Con il termine roccia si intende un aggregato naturale di diversi minerali. Il termine

naturale si riferisce ad aggregati formatisi in natura attraverso processi chimico-

fisici, quali ad esempio la cristallizzazione o la precipitazione. Pertanto un aggregato

artificiale costituito da minerali quali ad esempio quarzo, feldspati e biotite non può

essere definito una roccia.

Le rocce sono generalmente compatte e possono contenere anche sostanze non

cristalline come ad esempio il vetro (presente nelle rocce ignee effusive) o sostanze

organiche (come nelle rocce biogene).

La maggior parte delle rocce è polimineralica, ovvero costituita da più minerali.
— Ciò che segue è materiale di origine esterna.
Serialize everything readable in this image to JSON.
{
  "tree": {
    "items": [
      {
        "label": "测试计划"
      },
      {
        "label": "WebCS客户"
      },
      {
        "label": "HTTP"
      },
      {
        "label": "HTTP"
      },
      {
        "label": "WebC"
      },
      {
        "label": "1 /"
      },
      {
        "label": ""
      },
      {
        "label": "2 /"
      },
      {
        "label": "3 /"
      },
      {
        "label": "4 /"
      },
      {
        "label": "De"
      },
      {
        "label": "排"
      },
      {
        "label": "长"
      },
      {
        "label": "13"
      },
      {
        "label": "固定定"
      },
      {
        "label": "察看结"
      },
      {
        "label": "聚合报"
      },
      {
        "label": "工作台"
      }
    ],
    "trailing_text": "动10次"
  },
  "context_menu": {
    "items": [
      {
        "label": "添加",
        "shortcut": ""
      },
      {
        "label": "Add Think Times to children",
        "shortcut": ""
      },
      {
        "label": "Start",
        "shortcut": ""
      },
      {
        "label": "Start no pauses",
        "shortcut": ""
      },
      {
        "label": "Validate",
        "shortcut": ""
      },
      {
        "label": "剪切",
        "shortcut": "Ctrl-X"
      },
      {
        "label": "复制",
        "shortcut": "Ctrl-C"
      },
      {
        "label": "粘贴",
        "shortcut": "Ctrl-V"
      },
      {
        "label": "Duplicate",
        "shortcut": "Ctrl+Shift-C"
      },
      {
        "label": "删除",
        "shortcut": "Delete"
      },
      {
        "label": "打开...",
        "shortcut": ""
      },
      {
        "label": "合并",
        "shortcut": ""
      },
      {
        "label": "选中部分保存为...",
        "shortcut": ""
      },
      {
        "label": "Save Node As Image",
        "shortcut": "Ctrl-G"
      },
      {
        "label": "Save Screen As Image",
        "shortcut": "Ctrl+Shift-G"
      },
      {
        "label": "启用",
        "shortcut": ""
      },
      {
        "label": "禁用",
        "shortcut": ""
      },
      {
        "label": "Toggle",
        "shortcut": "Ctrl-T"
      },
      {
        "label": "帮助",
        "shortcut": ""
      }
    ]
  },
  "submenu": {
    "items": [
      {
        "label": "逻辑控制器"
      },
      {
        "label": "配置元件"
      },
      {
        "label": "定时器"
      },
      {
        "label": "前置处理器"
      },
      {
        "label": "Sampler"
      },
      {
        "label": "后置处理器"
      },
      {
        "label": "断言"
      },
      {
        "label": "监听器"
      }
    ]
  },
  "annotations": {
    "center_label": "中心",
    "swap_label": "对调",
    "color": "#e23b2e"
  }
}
Il

tipico esempio è il granito (fig. 2a). In natura esistono anche rocce formate da un

unico minerale e sono definite monomineraliche, come nel caso di un calcare o un

travertino (fig. 2b)

Fig. 2a: granito rosa di Baveno in cui sono ben riconoscibili i cristalli grigi di quarzo, rosa di K-feldspato,

bianchi di plagioclasio. Fig. 2b: travertino

Le rocce sono classificate in diversi modi, sulla base delle proprietà fisiche, o su

quella delle proprietà chimiche o addirittura in funzione del loro impiego finale, ma la

classificazione più significativa dal punto di vista geologico e universalmente

riconosciuta le distingue sulla base dei processi che hanno portato alla formazione, i

processi petrogenetici. In tal modo tutte le rocce possono essere ricondotte a tre

grandi gruppi: “le rocce ignee” o magmatiche, “le rocce sedimentarie” e “le

rocce metamorfiche”.

Le rocce ignee si formano in seguito al raffreddamento e alla cristallizzazione di un

fuso definito magma che può provenire dalla porzioni più profonde della crosta o dal

mantello.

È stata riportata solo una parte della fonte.